| May/June 1977

  • Miniature farm display

  • Miniature farm display

4155 Lancaster, Dr. N.D. Space #72, Salem, Oregon

This little farm display is all handmade by Percy and Margaret Dezotell, Salem, Oregon. It is built on the scale of 3/4 in. per foot. Takes a 256 sq.ft. table on which to display it.

I, Percy, was born and raised on a farm in Saskatchewan, Canada, a province where the main crop is wheat. I farmed with my father there as a kid-driving horsedrawn outfits, and at the age of 14 was doing a man's job, such as seeding, plowing and pitching bundles. By the time I was 19, I could run the entire threshing outfit, having performed all operations.

This miniature farm is set up, telling the story of the way wheat farming was done in the 1920s. We had horse outfits first, then small gas tractors. The display shows spring seeding, summer fallow and harvest operations, all at one time-to give the overall picture of a year's farming activities, also the different types of machinery used to produce a wheat crop.

The horses are whittled out of 2 x 6 balsa wood, then painted and harnessed. The bundles and shocks are made of binder twine. Machinery is made of metal and wood where each was supposed to be. Most of the machinery is workable, like the real machinery was.

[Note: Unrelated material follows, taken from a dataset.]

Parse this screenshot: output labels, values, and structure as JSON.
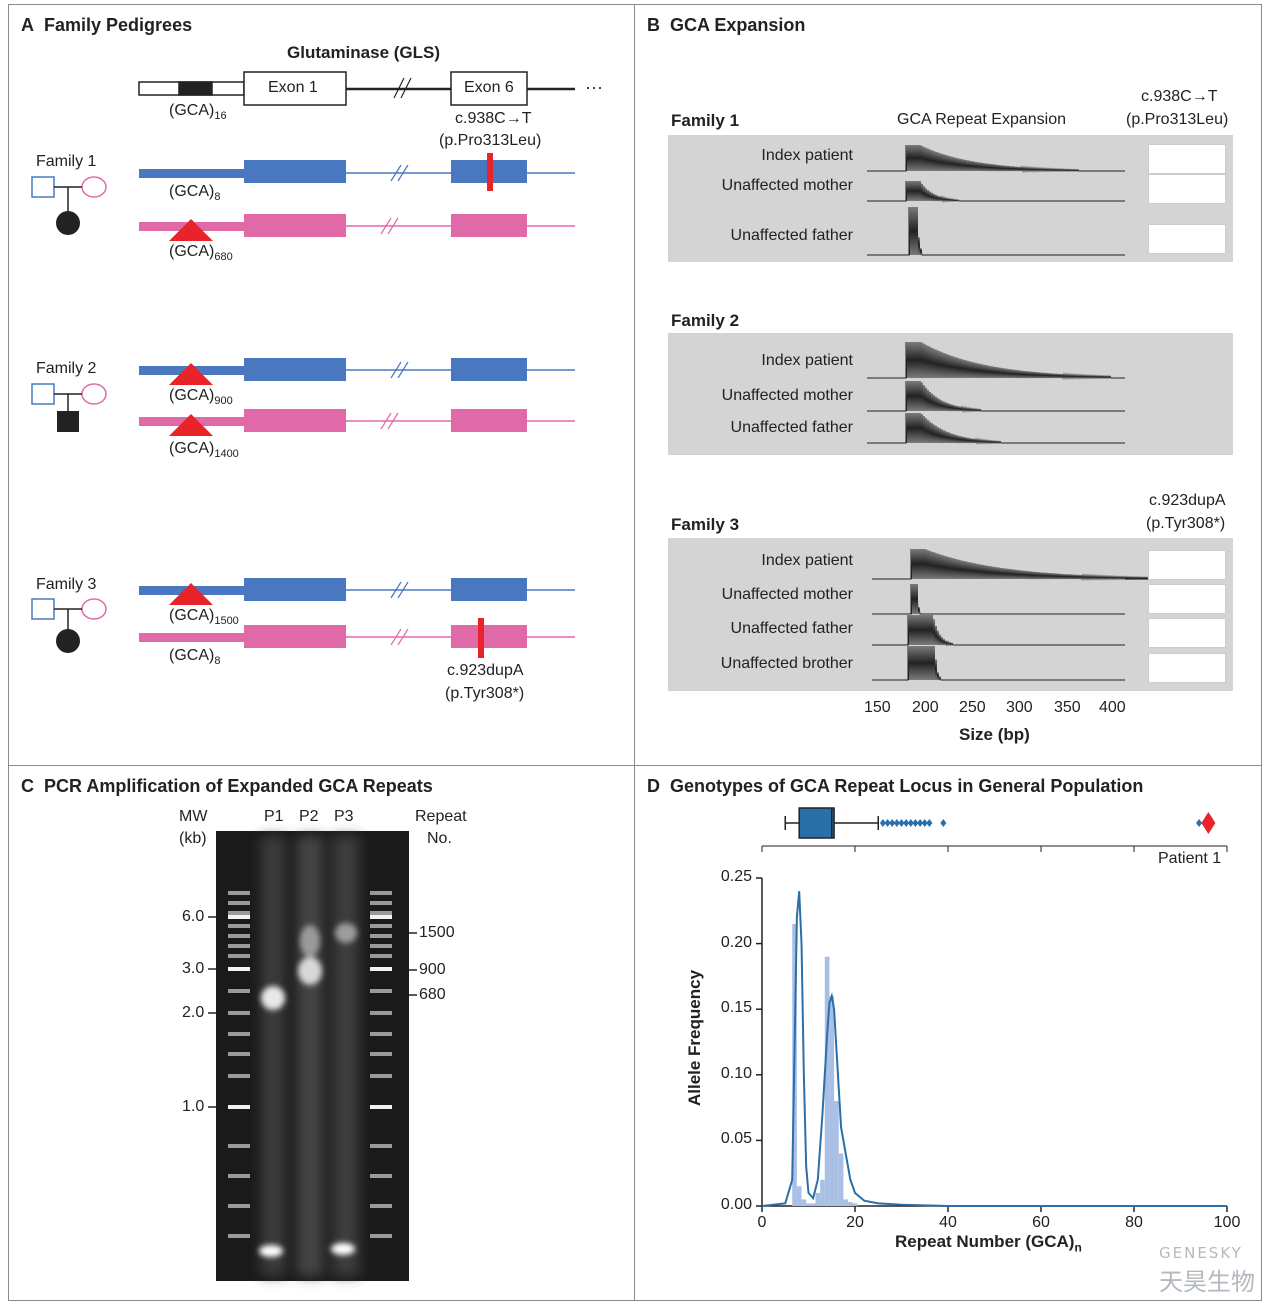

In 1920 my father purchased an I.H.C. 2 cylinder Titan 10-20 tractor. That was the first tractor I learned to drive in the field. In 1926 he traded the Titan for a 16-30 Eagle 2 cyl. tractor; and in 1928 traded the Eagle for an 18-36 2 cyl. Hart-Parr. Father first had an Aultman-Taylor separator pulled by the Titan, then a Waterloo separator new in 1921. In 1928 he purchased a Bell City separator.